Legacy of the Rune Magus
Yet it is through the Runes that his Spiesberger’s name endures most vividly. His work shaped later authors including, quite importantly, Edred Thorsson (Stephen Flowers), whose widely read texts introduced Rune lore to English-speaking audiences. In several volumes, Flowers recounts how as an undergraduate student, he discovered Spiesberger’s works at his university library.[9] In his best-selling volume, Futhark, Flowers acknowledges Spiesberger’s influence, “the present work in traditional runic system(s) owes much to Spiesberger’s research and synthesizing.”[10]
Spiesberger also strongly influenced, and may have even instructed Karl Welz,[11] further extending his lineage into modern Runic currents. Welz translated two of Spiesberger’s rituals and included them in his Letter of Instructions: “Magical Calling of the ‘You’” and “Ritual of the Gnostic Wedding.” Welz commented that these rituals “unify spirit and consciousness-matter.”[12]

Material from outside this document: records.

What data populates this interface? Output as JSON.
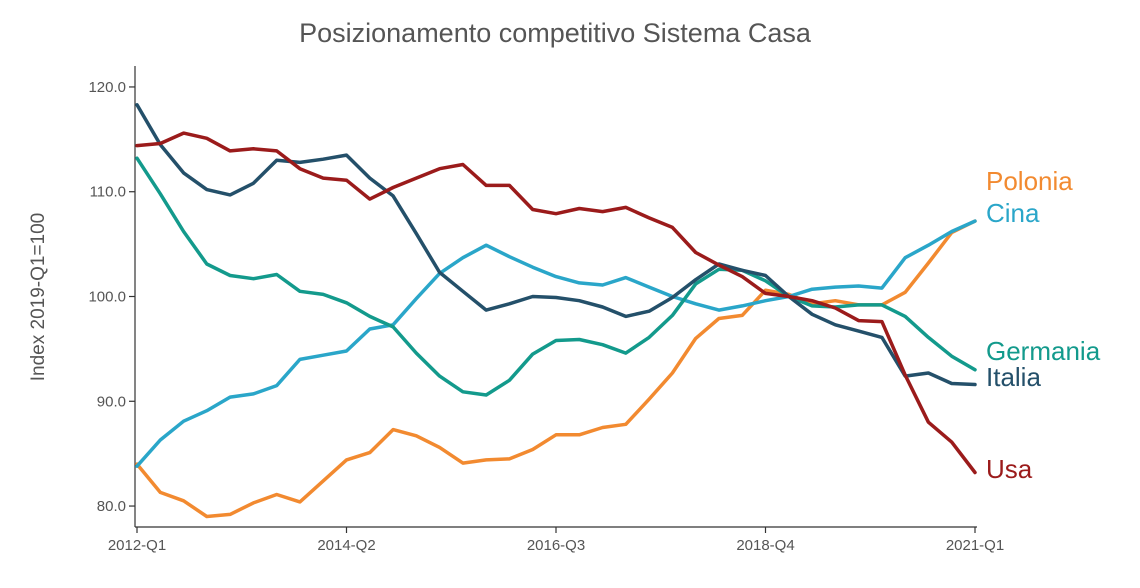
{
  "chart_data": {
    "type": "line",
    "title": "Posizionamento competitivo Sistema Casa",
    "ylabel": "Index 2019-Q1=100",
    "xlabel": "",
    "ylim": [
      78,
      122
    ],
    "yticks": [
      80,
      90,
      100,
      110,
      120
    ],
    "ytick_labels": [
      "80.0",
      "90.0",
      "100.0",
      "110.0",
      "120.0"
    ],
    "x": [
      "2012-Q1",
      "2012-Q2",
      "2012-Q3",
      "2012-Q4",
      "2013-Q1",
      "2013-Q2",
      "2013-Q3",
      "2013-Q4",
      "2014-Q1",
      "2014-Q2",
      "2014-Q3",
      "2014-Q4",
      "2015-Q1",
      "2015-Q2",
      "2015-Q3",
      "2015-Q4",
      "2016-Q1",
      "2016-Q2",
      "2016-Q3",
      "2016-Q4",
      "2017-Q1",
      "2017-Q2",
      "2017-Q3",
      "2017-Q4",
      "2018-Q1",
      "2018-Q2",
      "2018-Q3",
      "2018-Q4",
      "2019-Q1",
      "2019-Q2",
      "2019-Q3",
      "2019-Q4",
      "2020-Q1",
      "2020-Q2",
      "2020-Q3",
      "2020-Q4",
      "2021-Q1"
    ],
    "xticks": [
      "2012-Q1",
      "2014-Q2",
      "2016-Q3",
      "2018-Q4",
      "2021-Q1"
    ],
    "grid": false,
    "legend": "labels at line ends (right)",
    "series": [
      {
        "name": "Polonia",
        "color": "#f28a30",
        "values": [
          84.0,
          81.3,
          80.5,
          79.0,
          79.2,
          80.3,
          81.1,
          80.4,
          82.4,
          84.4,
          85.1,
          87.3,
          86.7,
          85.6,
          84.1,
          84.4,
          84.5,
          85.4,
          86.8,
          86.8,
          87.5,
          87.8,
          90.2,
          92.7,
          96.0,
          97.9,
          98.2,
          100.6,
          100.2,
          99.3,
          99.6,
          99.2,
          99.2,
          100.4,
          103.2,
          106.1,
          107.2
        ]
      },
      {
        "name": "Cina",
        "color": "#2aa6c9",
        "values": [
          83.8,
          86.3,
          88.1,
          89.1,
          90.4,
          90.7,
          91.5,
          94.0,
          94.4,
          94.8,
          96.9,
          97.3,
          99.8,
          102.2,
          103.7,
          104.9,
          103.8,
          102.8,
          101.9,
          101.3,
          101.1,
          101.8,
          100.9,
          100.0,
          99.3,
          98.7,
          99.1,
          99.6,
          100.0,
          100.7,
          100.9,
          101.0,
          100.8,
          103.7,
          104.9,
          106.2,
          107.2
        ]
      },
      {
        "name": "Germania",
        "color": "#139a8c",
        "values": [
          113.2,
          109.8,
          106.2,
          103.1,
          102.0,
          101.7,
          102.1,
          100.5,
          100.2,
          99.4,
          98.1,
          97.1,
          94.6,
          92.4,
          90.9,
          90.6,
          92.0,
          94.5,
          95.8,
          95.9,
          95.4,
          94.6,
          96.1,
          98.2,
          101.2,
          102.6,
          102.5,
          101.5,
          100.0,
          99.1,
          99.0,
          99.2,
          99.2,
          98.1,
          96.1,
          94.3,
          93.0
        ]
      },
      {
        "name": "Italia",
        "color": "#24506a",
        "values": [
          118.3,
          114.5,
          111.8,
          110.2,
          109.7,
          110.8,
          113.0,
          112.8,
          113.1,
          113.5,
          111.3,
          109.6,
          106.0,
          102.3,
          100.5,
          98.7,
          99.3,
          100.0,
          99.9,
          99.6,
          99.0,
          98.1,
          98.6,
          99.9,
          101.6,
          103.1,
          102.5,
          102.0,
          100.0,
          98.3,
          97.3,
          96.7,
          96.1,
          92.4,
          92.7,
          91.7,
          91.6
        ]
      },
      {
        "name": "Usa",
        "color": "#9b1b1b",
        "values": [
          114.4,
          114.6,
          115.6,
          115.1,
          113.9,
          114.1,
          113.9,
          112.2,
          111.3,
          111.1,
          109.3,
          110.4,
          111.3,
          112.2,
          112.6,
          110.6,
          110.6,
          108.3,
          107.9,
          108.4,
          108.1,
          108.5,
          107.5,
          106.6,
          104.2,
          103.0,
          101.9,
          100.3,
          100.0,
          99.6,
          98.9,
          97.7,
          97.6,
          92.5,
          88.0,
          86.1,
          83.2
        ]
      }
    ]
  }
}
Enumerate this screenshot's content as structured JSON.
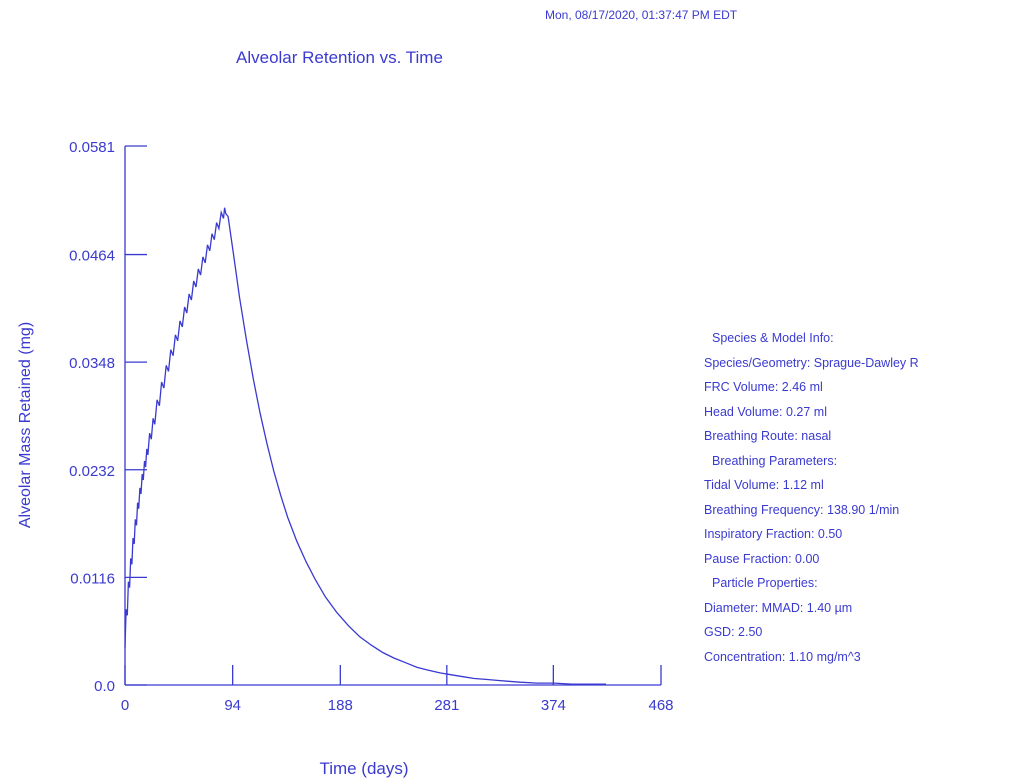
{
  "timestamp": "Mon, 08/17/2020, 01:37:47 PM EDT",
  "colors": {
    "ink": "#3a3ad0",
    "background": "#ffffff"
  },
  "chart_data": {
    "type": "line",
    "title": "Alveolar Retention vs. Time",
    "xlabel": "Time (days)",
    "ylabel": "Alveolar Mass Retained (mg)",
    "xlim": [
      0,
      468
    ],
    "ylim": [
      0,
      0.0581
    ],
    "x_ticks": [
      "0",
      "94",
      "188",
      "281",
      "374",
      "468"
    ],
    "y_ticks": [
      "0.0",
      "0.0116",
      "0.0232",
      "0.0348",
      "0.0464",
      "0.0581"
    ],
    "x_tick_values": [
      0,
      94,
      188,
      281,
      374,
      468
    ],
    "y_tick_values": [
      0,
      0.0116,
      0.0232,
      0.0348,
      0.0464,
      0.0581
    ],
    "grid": false,
    "legend": "none",
    "series": [
      {
        "x": [
          0,
          2,
          4,
          6,
          8,
          10,
          12,
          14,
          16,
          18,
          20,
          23,
          26,
          30,
          34,
          38,
          42,
          46,
          50,
          54,
          58,
          62,
          66,
          70,
          74,
          78,
          82,
          86,
          88,
          90,
          95,
          100,
          106,
          112,
          118,
          124,
          130,
          136,
          142,
          150,
          158,
          166,
          175,
          185,
          195,
          205,
          215,
          225,
          235,
          245,
          255,
          265,
          275,
          285,
          295,
          305,
          315,
          325,
          335,
          345,
          360,
          375,
          390,
          405,
          420
        ],
        "y": [
          0.004,
          0.0075,
          0.0105,
          0.013,
          0.0152,
          0.0172,
          0.019,
          0.0206,
          0.0221,
          0.0235,
          0.0248,
          0.0265,
          0.0281,
          0.0301,
          0.032,
          0.0338,
          0.0355,
          0.0371,
          0.0386,
          0.0401,
          0.0415,
          0.0429,
          0.0442,
          0.0455,
          0.0468,
          0.048,
          0.0492,
          0.0503,
          0.0508,
          0.0505,
          0.0462,
          0.0418,
          0.0372,
          0.033,
          0.0293,
          0.026,
          0.023,
          0.0204,
          0.0181,
          0.0155,
          0.0133,
          0.0114,
          0.0095,
          0.0078,
          0.0064,
          0.0052,
          0.0043,
          0.0035,
          0.0029,
          0.0024,
          0.0019,
          0.0016,
          0.0013,
          0.0011,
          0.0009,
          0.0007,
          0.0006,
          0.0005,
          0.0004,
          0.0003,
          0.0002,
          0.0002,
          0.0001,
          0.0001,
          0.0001
        ]
      }
    ]
  },
  "info": {
    "species_header": "Species & Model Info:",
    "species_geometry": "Species/Geometry: Sprague-Dawley R",
    "frc_volume": "FRC Volume: 2.46 ml",
    "head_volume": "Head Volume: 0.27 ml",
    "breathing_route": "Breathing Route: nasal",
    "breathing_header": "Breathing Parameters:",
    "tidal_volume": "Tidal Volume: 1.12 ml",
    "breathing_frequency": "Breathing Frequency: 138.90 1/min",
    "inspiratory_fraction": "Inspiratory Fraction: 0.50",
    "pause_fraction": "Pause Fraction: 0.00",
    "particle_header": "Particle Properties:",
    "diameter": "Diameter: MMAD: 1.40 µm",
    "gsd": "GSD: 2.50",
    "concentration": "Concentration: 1.10 mg/m^3"
  }
}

Karl Spiesberger died on January 24, 1992, at the age of 87. But in the language of the mysteries, death is not an end—it is a transition. The currents he reawakened continue to flow: in ritual, in symbol, in the cosmic resonance of the Runes themselves. Where once the Runes lay buried beneath history’s wreckage, he raised them again—not as emblems of division, but as keys to the infinite. And in that act, he transformed not only the fate of the Runes—but the path of modern Western occultism itself.
Notes:
1. https://persondata.toolforge.org/p/Karl_Spiesberger
2. Edred Thorsson, Rune Might: The Secret Practices of the German Rune Magicians (Rochester, VT: Inner Traditions, 2018), 36.
3. Stephen E. Flowers, Revival of the Runes: The Modern Rediscovery and Reinvention of the Germanic Runes (Rochester, VT: Inner Traditions, 2021), 152.
4. For the most in-depth study of the Fraternitas Saturni, see Stephen E. Flowers, The Fraternitas Saturni: History, Doctrine, and Rituals of the Magical Order of the Brotherhood of Saturn, (Rochester, VT: Inner Traditions, 2018).
5. Flowers, Fraternitas Saturni, 32.
6. Ibid, 34.
7. Kenneth Chipman, “Preface to Spiesberger’s Runenmagie.” Privately shared by the author.
8. Karl Spiesberger, Reveal the Power of the Pendulum: Secrets of the sidereal pendulum. A complete survey of pendulum dowsing (London: W. Foulsham and Co. Ltd, 1987).
9. Flowers, Revival, 164. Flowers also recounts this story in Edred Thorsson, History of the Rune-Gild: The Reawakening of the Gild 1980-2018 (North Augusta, SC: Arcana Europa, 2019), 16.
10. Edred Thorsson, Futhark: A Handbook of Rune Magic (San Francisco: Weiser Books, 1984), 16.
11. Kenneth Chipman, Grand Master of the Knights of Runes and a student of Karl Welz, recounted that Welz personally told him he had met Spiesberger in Berlin during his time as a member of the Sacred Brotherhood of the Golden Ray. According to Chipman, Welz attended a weekend workshop led by Spiesberger that was devoted to the 18-rune Futhorkh system.